If anything, the internet has exacerbated this tendency. In an age when we can find anything by googling it, the real problem is knowing what to google. Even worse, Google uses a search engine algorithm that moves higher links up the chain, thus burying marginalized results. We have all the information in the world but without a guide to it, none of us know what to do with it. It is for this reason that traditional media has won out on the net and the sites that attract the most eyes are the ones that are promoting essentially mainstream music.

mayhem-dead

What Deafheaven represents to a metaler is the triumph of mainstream music. There is nothing in Deafheaven that challenges the listener to even a second of soul-searching or discovery, or whatever it is that art does — that’s a separate debate — in contrast to what death metal and black metal provoked in us. Deafheaven in fact is the listening equivalent of wallpaper, a pleasant series of repeated images that make us think about shopping, perhaps. Whether it is bad music or not is irrelevant. “The medium is the message,” we’re told, and in the case of Deafheaven, the medium is inoffensive pop pretending to be “extreme.”
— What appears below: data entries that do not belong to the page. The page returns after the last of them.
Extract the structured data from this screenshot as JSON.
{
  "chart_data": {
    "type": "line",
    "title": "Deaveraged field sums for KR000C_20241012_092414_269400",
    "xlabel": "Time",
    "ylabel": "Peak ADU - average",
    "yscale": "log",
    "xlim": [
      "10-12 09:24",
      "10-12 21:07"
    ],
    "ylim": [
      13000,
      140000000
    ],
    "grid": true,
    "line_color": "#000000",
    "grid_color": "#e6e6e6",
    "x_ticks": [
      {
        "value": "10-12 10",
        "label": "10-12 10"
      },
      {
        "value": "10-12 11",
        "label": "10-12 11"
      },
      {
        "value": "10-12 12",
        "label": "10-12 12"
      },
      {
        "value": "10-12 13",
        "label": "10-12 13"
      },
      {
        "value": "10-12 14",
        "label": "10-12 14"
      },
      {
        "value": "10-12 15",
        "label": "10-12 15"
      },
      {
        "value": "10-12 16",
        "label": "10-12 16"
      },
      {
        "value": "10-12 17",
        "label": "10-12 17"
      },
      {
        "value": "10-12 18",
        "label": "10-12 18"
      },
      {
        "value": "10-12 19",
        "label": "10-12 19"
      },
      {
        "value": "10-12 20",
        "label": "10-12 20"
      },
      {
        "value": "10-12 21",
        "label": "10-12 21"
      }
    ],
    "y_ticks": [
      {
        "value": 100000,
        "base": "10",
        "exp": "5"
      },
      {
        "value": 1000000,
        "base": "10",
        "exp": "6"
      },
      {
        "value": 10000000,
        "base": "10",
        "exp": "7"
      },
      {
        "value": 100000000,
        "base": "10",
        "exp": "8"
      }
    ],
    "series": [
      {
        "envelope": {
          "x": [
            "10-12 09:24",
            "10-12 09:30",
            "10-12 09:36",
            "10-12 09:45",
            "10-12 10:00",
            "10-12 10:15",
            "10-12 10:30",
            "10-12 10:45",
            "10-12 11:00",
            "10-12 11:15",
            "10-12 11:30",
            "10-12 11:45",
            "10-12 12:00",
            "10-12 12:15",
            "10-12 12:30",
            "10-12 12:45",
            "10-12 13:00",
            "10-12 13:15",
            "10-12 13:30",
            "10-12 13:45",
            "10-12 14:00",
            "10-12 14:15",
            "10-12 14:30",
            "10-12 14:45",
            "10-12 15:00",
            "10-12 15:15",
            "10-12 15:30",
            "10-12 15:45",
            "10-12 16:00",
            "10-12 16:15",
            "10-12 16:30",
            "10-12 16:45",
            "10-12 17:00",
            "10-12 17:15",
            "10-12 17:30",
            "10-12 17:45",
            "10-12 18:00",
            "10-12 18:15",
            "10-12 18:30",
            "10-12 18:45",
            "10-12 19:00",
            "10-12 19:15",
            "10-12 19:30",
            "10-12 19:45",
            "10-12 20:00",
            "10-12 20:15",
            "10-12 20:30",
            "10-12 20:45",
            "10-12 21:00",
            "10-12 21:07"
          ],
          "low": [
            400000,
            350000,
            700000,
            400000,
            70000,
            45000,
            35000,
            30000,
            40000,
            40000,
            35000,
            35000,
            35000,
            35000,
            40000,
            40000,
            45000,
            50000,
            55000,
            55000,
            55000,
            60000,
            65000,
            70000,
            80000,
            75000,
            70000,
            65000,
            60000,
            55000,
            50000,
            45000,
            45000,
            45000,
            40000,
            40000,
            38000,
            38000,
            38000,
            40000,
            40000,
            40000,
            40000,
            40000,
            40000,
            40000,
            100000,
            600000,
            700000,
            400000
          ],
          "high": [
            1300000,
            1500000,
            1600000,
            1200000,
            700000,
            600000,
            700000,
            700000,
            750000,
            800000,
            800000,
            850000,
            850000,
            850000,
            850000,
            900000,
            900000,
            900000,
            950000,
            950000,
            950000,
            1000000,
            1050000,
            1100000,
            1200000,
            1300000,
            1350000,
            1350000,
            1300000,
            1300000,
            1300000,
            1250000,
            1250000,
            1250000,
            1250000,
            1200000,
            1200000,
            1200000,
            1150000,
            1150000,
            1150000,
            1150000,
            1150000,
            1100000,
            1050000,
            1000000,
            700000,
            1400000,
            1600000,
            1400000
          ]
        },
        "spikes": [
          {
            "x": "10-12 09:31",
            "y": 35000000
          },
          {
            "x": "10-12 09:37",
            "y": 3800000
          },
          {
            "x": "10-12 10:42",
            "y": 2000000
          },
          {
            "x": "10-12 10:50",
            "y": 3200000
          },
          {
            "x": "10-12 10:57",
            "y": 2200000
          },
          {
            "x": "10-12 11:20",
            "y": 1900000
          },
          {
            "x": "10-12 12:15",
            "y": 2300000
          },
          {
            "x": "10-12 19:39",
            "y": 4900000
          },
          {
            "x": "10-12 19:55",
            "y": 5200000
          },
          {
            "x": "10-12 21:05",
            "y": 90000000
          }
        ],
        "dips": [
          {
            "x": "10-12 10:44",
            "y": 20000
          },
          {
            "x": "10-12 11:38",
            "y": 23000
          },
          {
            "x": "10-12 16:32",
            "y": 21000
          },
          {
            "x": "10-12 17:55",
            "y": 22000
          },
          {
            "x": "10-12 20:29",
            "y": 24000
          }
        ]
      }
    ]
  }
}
As BasementGalaxy has revealed, Deafheaven represents aboveground genres invading metal:

Since then, anything “new” and “innovative” done in metal has involved musicians stepping outside the boundaries of the genre more and more. Shoegaze, industrial, post-punk, krautrock, progressive rock, jazz, trance, dubstep. It’s been happening gradually over the past ten years, but Deafheaven’s 2013 album Sunbather just might be the first major splintering that will eventually see “extreme music” separating completely from actual heavy metal. Although my opinion on the album has already been published and will not change, it remains the most critically acclaimed album of 2013, of any genre, marking the first time an album that has occupied that grey area between “metal” and “extreme music” has captured the attention of so many mainstream critics and audiences. Some critics still call Sunbather “metal”, but to do so is to forget what makes heavy metal heavy metal in the first place, merely clutching to the few metallic threads in an otherwise richly varied musical fabric. In reality, Sunbather is a tremendous example of extremity transcending the metal ethos entirely.

In other words, there’s a reason Deafheaven doesn’t sound like Beherit, Demoncy, Imprecation, Blaspherian or any of the other bands which have resurrected the underground sound over the past five years. Deafheaven represents the mixing of mainstream sounds into underground metal, while Beherit represents underground metal growing and developing on its own terms.

If anything, the underground is in a renaissance because it has finally escaped the old standard of lo-fi music sold on cassettes/vinyl through dodgy mail orders and reported on only by small zines. We have gone from alienated from society to accepted (grudgingly) by society, and so now we are “niche” music. But what defines this niche is that it is underground. We face the hidden truths and evoke concealed emotions, and thrust a fist in the face of oblivion. That is what makes us underground, and it’s why the masses chose Deafheaven over Demoncy to report on as a face of extreme music.